Stephen Wershing is the president of The Client Driven Practice and spent 14 years as a broker-dealer executive, chief operating officer of a national independent firm and president of a regional firm.
He coaches financial advisers on how to make client referral marketing plans and is the author of “Stop Asking for Referrals: A Revolutionary New Strategy for Building a Financial Service Business that Sells Itself” (McGraw-Hill, 2012).
Q. What is the biggest mistake advisers make when it comes to referrals?

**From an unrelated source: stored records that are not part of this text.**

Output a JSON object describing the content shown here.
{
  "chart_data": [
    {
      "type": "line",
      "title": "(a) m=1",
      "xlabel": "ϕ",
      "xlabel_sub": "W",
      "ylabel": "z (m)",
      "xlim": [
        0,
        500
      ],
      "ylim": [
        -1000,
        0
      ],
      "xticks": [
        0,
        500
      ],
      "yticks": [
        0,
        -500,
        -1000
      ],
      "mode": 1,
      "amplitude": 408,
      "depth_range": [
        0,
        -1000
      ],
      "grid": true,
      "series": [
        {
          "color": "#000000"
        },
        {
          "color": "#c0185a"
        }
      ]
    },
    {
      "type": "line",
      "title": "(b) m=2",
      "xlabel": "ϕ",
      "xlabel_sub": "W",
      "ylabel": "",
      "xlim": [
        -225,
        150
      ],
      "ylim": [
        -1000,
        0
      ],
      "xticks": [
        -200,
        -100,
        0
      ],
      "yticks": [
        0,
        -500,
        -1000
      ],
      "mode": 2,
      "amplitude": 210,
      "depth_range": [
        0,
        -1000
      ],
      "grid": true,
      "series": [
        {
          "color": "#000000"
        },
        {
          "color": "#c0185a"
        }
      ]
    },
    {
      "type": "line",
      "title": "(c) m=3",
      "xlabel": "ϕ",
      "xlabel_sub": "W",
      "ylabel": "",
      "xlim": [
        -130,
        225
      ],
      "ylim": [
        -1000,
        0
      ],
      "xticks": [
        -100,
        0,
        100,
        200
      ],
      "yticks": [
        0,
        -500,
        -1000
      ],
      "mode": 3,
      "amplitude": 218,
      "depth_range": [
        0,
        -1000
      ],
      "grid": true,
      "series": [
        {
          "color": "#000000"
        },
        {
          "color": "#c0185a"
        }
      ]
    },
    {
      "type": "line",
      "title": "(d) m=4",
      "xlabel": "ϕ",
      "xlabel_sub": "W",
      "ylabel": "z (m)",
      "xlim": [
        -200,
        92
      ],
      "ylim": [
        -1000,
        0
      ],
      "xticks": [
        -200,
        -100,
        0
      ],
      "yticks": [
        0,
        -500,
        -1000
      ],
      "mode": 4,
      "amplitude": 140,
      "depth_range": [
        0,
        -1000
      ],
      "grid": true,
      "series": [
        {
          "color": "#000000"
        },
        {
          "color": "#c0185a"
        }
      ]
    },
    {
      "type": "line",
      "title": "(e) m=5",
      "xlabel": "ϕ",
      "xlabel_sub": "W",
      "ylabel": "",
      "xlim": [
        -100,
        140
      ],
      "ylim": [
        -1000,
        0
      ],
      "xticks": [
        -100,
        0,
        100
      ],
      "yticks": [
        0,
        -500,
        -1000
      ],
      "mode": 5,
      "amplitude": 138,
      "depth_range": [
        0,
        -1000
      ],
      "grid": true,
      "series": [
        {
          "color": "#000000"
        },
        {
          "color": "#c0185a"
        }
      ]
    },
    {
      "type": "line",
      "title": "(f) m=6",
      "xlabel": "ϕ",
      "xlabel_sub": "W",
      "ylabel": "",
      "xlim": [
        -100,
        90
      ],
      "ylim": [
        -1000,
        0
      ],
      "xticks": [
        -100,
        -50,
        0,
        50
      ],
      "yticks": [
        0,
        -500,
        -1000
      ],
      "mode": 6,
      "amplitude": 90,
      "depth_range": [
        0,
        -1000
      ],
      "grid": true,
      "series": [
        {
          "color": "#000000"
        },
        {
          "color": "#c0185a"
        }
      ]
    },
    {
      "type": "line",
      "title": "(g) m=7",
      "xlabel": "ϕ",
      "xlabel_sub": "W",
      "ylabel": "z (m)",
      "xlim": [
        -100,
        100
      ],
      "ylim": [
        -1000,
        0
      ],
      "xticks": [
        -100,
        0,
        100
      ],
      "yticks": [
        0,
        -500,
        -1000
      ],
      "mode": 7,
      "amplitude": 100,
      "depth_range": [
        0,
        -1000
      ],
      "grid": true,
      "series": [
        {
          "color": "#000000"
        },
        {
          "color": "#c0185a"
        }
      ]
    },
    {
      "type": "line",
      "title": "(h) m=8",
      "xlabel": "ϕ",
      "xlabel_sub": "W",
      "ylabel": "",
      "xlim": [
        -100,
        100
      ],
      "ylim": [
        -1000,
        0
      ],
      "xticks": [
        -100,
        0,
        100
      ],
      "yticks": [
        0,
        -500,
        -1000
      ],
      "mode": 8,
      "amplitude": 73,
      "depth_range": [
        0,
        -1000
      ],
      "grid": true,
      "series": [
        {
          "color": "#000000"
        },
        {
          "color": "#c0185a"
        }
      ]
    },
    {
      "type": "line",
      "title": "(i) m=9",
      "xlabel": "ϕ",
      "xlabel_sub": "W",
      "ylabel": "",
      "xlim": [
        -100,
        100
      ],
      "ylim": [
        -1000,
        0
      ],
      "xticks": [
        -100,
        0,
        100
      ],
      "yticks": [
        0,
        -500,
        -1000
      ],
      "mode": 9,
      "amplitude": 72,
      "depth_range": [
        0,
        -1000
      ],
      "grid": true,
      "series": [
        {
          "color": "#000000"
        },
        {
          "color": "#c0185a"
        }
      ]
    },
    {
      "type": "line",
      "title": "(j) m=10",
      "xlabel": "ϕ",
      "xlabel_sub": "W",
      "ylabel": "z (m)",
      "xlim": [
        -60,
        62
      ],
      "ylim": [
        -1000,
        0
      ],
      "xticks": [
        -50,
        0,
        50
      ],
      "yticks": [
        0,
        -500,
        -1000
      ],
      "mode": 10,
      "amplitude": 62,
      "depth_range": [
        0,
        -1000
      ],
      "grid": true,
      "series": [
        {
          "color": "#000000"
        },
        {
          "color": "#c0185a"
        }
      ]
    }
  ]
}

A. The biggest mistake is asking for them. The most important thing to keep in mind is that clients make referrals because they get benefits from that. Scott Degaffenreid [of N2Millennials Inc.] published a social-network analysis that studied referral behavior, and what it comes down to is that the reason people make referrals is because it improves their standing in the eyes of their peers. They want to be the resource guy and help them. What's unusual about financial advisers is that we're the ones who don't know that, and we need to know it more than most people in other businesses do. We are an event-driven industry … with events that happen only once in a long while. The fundamental concept of referrals is preparing your clients to refer you when that event occurs. So that depends on how well you can define niche and service that niche.
Q. How should advisers build a niche?
A. When we think about a niche, we tend to think in terms of demographics and profession and investible assets. Fundamentally, those aren't niches. My favorite one is women, which is really popular right now. That is not a niche; that's a population. When we start looking at ages and demographics, it leads us off the track. We should think about niche in terms of a need felt by a small portion of a population. Once you understand what that is, it may be applicable to a certain profession or age group, but you have to back your way into there. For instance, corporate executives have peculiar needs the rest of us don't have: large stock option rewards, complex employment agreements. But rather than say your niche is corporate executives, talk about those other needs.
Q. From your experience coaching advisers, do you think they find it difficult to resist asking clients to refer them to family or friends?
A. Most advisers say it's a huge relief not to do it. It's uncomfortable for them and not fair to the client, because it's not part of the deal. The deal is: “You give me advice, and I pay you.” Most people are willing to help, but rather than force them, just communicate the special skills you have, and over the course of time, they get it. They will remember you when someone they know tells them they have a need and it matches something you've told them about.
Q. You mentioned that most advisers are relieved to learn they shouldn't ask for referrals. Why do they ask if they don't like doing it?
A. They don't know that they shouldn't, and they're told over and over again by the gurus that you have to. Abraham Maslow once said that if the only thing you have is a hammer, everything looks like a nail. When I started in the advisory business, everybody knew that you had to cold-call. If you were serious, that's all you would do. We didn't know back then that wasn't a good way to get clients, but now we do.
One important development for me was that I happened upon the client feedback thing. The advisory board is hugely important for an adviser to do. But … you can't be satisfied with the first answer. Dig below that.
Q. Do you think advisers are hesitant to build a niche because they feel they could lose out on clients?
A. Most advisers can't talk special needs since they're all over the place. The other part of that is that they don't want to exclude anybody. But who are the highest-paid people in every profession? The specialists. The problem is that if a client comes in with 3 million bucks, [advisers] can't help but do everything possible to bring that guy in.
Q. What is one of the biggest challenges advisers face as they try to secure referrals from clients?
A. It used to be that the financial adviser is where we went to get [investment] information. Now we have the Internet. The broker held all the cards in terms of knowing investment management, but that's not true anymore. So you need to have something different to attract clients, because you can't just be the answer man. There has also been the trend toward the independent model. It was a different world when the majority of assets were with a handful of firms. Now we are differentiated at a company level and at a practice level. You really have to set yourself apart.